Sunday, December 10, 2023
HomepoliticsThai beer loses esteem after heiress’s remarks

Thai beer loses esteem after heiress’s remarks

It was probably inevitable in a country so obsessed with food and drink that Thailand's political turmoil would spill over into beer.

Singha beer, made by the oldest brewery in Thailand, is a national icon and a staple of Thai restaurants around the world. But in recent weeks it has also become a target of an informal boycott by Thais who are angry that a member of the wealthy family behind the beer company is one of the leaders of antigovernment demonstrators who are trying to scuttle elections planned for next month.

(Read more: Violent protests expose cracks in Thai economy)

Thailand's political turmoil defies concise explanation, but the beer boycott is emblematic of one striking division in Thailand today: the chasm between middle- and upper-class protesters in Bangkok, and the millions of voters in the provinces who are bewildered and angered at the protesters' attempts to oust the government and to stop the elections that seem almost sure to return the government to power.

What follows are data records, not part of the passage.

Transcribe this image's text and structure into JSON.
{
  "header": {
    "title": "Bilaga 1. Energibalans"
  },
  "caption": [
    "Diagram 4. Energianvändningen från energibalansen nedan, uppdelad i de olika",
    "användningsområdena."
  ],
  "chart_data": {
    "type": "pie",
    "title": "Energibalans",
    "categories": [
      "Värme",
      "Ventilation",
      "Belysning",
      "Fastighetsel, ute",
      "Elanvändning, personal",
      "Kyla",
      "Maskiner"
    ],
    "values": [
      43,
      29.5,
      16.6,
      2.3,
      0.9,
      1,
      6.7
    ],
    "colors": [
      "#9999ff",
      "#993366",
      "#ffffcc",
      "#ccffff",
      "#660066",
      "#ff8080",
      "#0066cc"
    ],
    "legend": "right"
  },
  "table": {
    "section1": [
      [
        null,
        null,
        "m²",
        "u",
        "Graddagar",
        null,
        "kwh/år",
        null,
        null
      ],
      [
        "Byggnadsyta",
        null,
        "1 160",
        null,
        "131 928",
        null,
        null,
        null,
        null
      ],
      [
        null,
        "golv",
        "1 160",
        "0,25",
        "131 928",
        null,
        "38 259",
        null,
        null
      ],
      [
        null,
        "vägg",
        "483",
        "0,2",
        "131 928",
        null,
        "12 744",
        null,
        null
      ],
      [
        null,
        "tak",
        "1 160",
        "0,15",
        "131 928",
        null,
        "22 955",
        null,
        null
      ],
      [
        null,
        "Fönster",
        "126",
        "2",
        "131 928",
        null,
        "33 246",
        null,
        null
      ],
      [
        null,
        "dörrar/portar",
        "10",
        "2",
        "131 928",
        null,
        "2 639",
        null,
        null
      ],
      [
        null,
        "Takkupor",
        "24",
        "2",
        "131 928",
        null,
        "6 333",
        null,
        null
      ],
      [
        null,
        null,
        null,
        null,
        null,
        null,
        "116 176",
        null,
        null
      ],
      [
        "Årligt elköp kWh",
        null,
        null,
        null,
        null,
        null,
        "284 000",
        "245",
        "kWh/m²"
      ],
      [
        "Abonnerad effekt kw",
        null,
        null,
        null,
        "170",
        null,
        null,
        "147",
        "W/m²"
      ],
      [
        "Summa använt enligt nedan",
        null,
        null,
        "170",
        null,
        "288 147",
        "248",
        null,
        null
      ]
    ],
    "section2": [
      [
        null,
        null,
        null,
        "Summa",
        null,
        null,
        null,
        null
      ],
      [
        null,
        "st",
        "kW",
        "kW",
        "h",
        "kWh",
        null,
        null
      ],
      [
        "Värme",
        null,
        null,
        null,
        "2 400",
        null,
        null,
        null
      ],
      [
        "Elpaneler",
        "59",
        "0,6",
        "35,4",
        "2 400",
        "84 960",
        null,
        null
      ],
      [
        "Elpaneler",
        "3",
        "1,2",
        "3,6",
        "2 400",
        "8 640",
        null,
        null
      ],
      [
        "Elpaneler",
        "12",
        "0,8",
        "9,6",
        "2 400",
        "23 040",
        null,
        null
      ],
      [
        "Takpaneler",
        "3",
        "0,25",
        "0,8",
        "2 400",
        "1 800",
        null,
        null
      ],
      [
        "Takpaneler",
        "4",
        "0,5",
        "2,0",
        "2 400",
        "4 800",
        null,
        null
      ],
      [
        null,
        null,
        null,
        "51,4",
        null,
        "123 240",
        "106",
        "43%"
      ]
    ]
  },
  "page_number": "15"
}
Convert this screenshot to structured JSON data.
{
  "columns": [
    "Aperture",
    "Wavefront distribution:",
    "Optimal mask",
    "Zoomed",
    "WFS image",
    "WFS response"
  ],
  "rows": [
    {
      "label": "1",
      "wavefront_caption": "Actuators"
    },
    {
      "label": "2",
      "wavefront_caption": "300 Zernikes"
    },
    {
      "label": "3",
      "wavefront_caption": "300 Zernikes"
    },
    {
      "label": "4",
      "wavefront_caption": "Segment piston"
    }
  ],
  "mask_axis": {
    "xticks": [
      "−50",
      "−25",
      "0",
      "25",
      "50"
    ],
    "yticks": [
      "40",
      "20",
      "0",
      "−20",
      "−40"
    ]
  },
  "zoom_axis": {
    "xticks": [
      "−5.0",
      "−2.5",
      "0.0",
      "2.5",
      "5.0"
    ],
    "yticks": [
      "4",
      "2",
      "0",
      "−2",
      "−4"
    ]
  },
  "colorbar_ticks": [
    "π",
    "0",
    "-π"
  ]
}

Chitpas Bhirombhakdi, 28, the beer heiress and a major player in the Bangkok protests, was quoted last month in a widely circulated article saying that many Thais lack a "true understanding" of democracy, "especially in the rural areas."

Anti-government People's Democratic Reform Committee (PDRC) protesters shout at the democracy monument on January 12, 2014 in Bangkok, Thailand.Getty Images

Chitpas Bhirombhakdi, whose family owns the Boon Rawd Brewery, said rural areas did not understand democracy.

The remarks incited palpable anger here in northeastern Thailand, a vast and formerly impoverished rice-growing region that has seen sharp improvements in living conditions and education in recent decades, partly because of the policies of Thaksin Shinawatra, the billionaire tycoon and former prime minister who is the focus of the protests.

For decades, northeastern Thailand was the region that supplied the country with domestic servants, construction workers, taxi drivers. Now, with a third of Thailand's population, it also delivers the votes that have been instrumental in electing the governing party — which includes Mr. Thaksin's sister, Prime Minister Yingluck Shinawatra — that the protesters are so determined to oust from power.

(Read more: As Bangkok 'shutdown' looms, Thailand's 'Teflon' economy put to the test)

To detractors in the northeast, Ms. Chitpas, an aspiring politician who is a direct descendant of a 19th-century Thai king, is a symbol of a Bangkok upper class holding onto vestiges of feudal power and not trusting rural voters to make the right choice at the ballot box.

"She's rich, and she lives in rich people's circles — she knows nothing about rural life," said Patsadaporn Chantabutr, 45, a teacher at an elementary school in a village outside Udon Thani, who like many people here has followed the protests closely. "We reject the idea that we are just hillbillies."

As the boycott was spreading in the northeast, mostly through social media and word of mouth, Ms. Chitpas wrote on her Facebook page that she was fighting for the country and had no intention to "infringe" on other people's rights. She did not deny the words attributed to her about Thais lacking an understanding of democracy, but she added, "I would like to inform you that I've never looked down on rural people at all."